A anistia defendida por Bolsonaro não se encaixa em nenhuma dessas categorias. É difícil emplacar a tese de que a lei foi dura contra os invasores que depredaram a Praça dos Três Poderes. Poucos crimes são mais graves, numa democracia, do que tentar aboli-la. Os mais de duzentos condenados até agora receberam penas que variam de 3 a 17 anos de prisão. Mais de uma centena assinou acordos de não persecução penal, trocando a condenação por aulas sobre a democracia. Se há algo a se criticar, é a impunidade, até agora, dos mentores da intentona golpista.

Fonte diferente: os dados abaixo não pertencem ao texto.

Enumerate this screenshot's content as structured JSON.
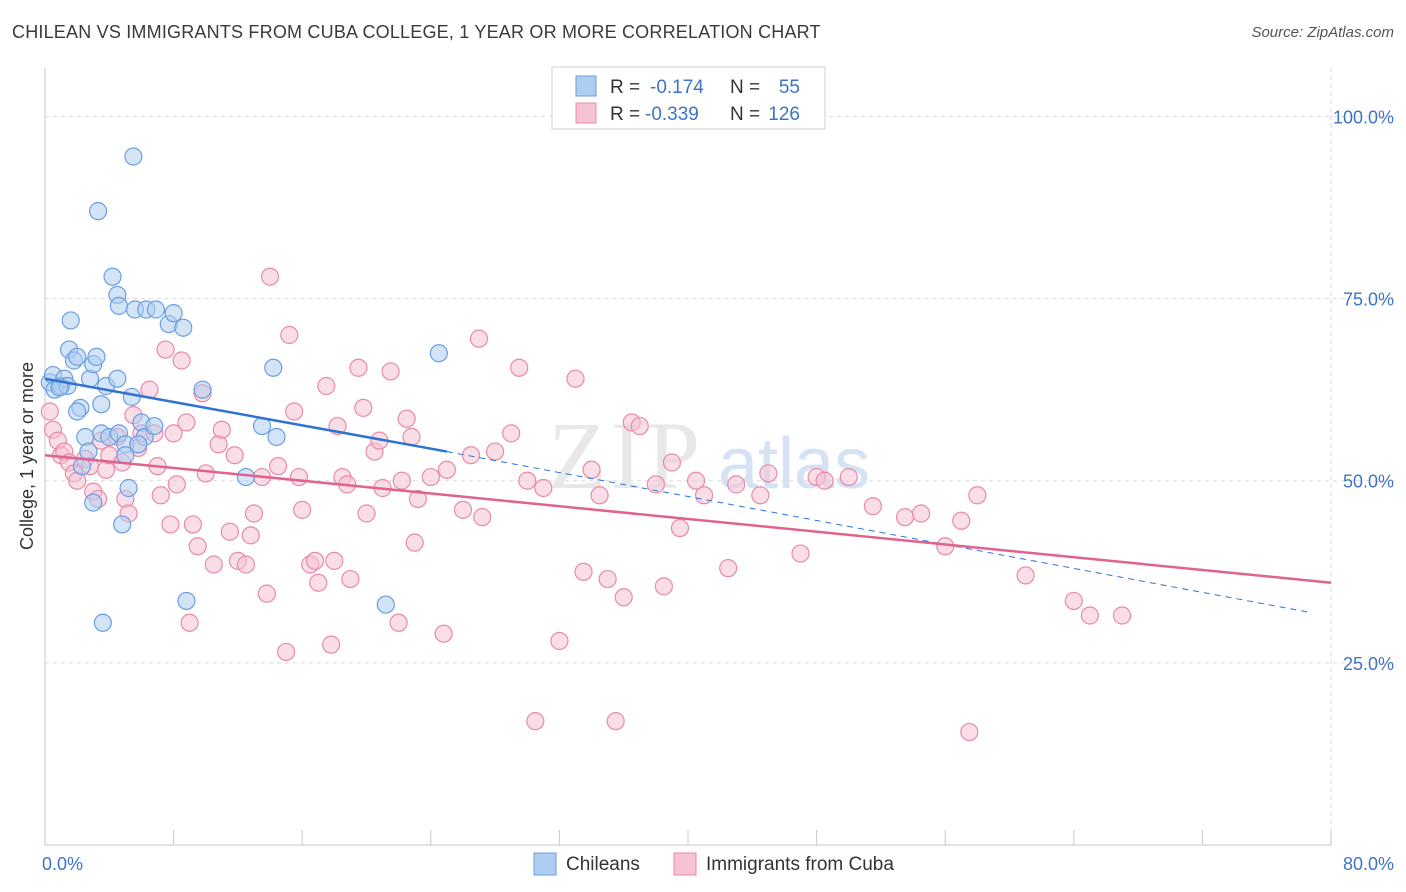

Mais difícil ainda é crer na “pacificação” citada pelo ex-presidente. O termo faz sentido quando se trata de uma situação transitória, na qual a anistia funciona como um compromisso entre campos políticos antagônicos. Nesse cenário, ambos fazem concessões em prol do entendimento comum. Hoje, na Venezuela, essa é uma das saídas que estão sendo cogitadas: anistiar Nicolás Maduro para garantir, em troca, uma redemocratização pacífica. Foi assim também quando o governo colombiano anistiou mais de 7 mil guerrilheiros das Farc, em 2017, ao fim de um longo processo de negociação para pôr fim à guerrilha. Não faria sentido algum anistiar os guerrilheiros se eles continuassem prometendo derrubar o governo por meio da luta armada.
O problema, no caso de Bolsonaro, é que a extrema direita não está interessada em conceder nada. Reclamar anistia no mesmo trio elétrico onde se demoniza um ministro do Supremo é aberrante. Quem chama um magistrado de psicopata e criminoso, pedindo seu impeachment e sua prisão – soma dos discursos de Eduardo Bolsonaro e Silas Malafaia –, não quer paz política. A anistia, nesse caso, serviria não para estabilizar a democracia, mas apenas para libertar aqueles que continuam conspirando para destruí-la. No Sete de Setembro, Bolsonaro voltou a pôr em dúvida a lisura das eleições e do Tribunal Superior Eleitoral (TSE). Se disse vítima do sistema, quando a anistia pressupõe a aceitação da legitimidade desse mesmo sistema.
Nenhum perdão é absoluto. Se aprovada uma lei de anistia, o que não é simples, quem terá a palavra final será o próprio Supremo Tribunal Federal. Isso porque a anistia, sendo lei, não escapa ao controle de constitucionalidade feito pelo STF. Os sinais apontam que o tribunal não está disposto a transigir: no ano passado, anulou a graça concedida por Bolsonaro ao ex-deputado federal Daniel Silveira. Os ministros entenderam que ela extrapolava a finalidade própria de um perdão: o ex-presidente não queria paz alguma, mas apenas mostrar que concordava com os ataques contra o Supremo e seus ministros. É improvável que, no caso do 8 de janeiro, o tribunal seja mais generoso e perdoe aqueles que tentaram destruí-lo.
Os problemas de Bolsonaro, porém, talvez comecem antes disso. Para conseguir que deputados e senadores comprem tamanha briga e aprovem a anistia, o ex-presidente precisa provar a eles que ainda é capaz de entregar o que promete: os votos do eleitorado de direita. Desde 2018, Bolsonaro é o líder inconteste desse campo político, puxando-o consigo nos momentos de radicalização e de recuo. O crescimento de Pablo Marçal à revelia de Bolsonaro, em São Paulo, sinaliza para os chefes do Centrão que talvez o ex-presidente não consiga mais entregar tudo o que esperam dele. Ou ao menos que, daqui em diante, não será o único a fazê-lo.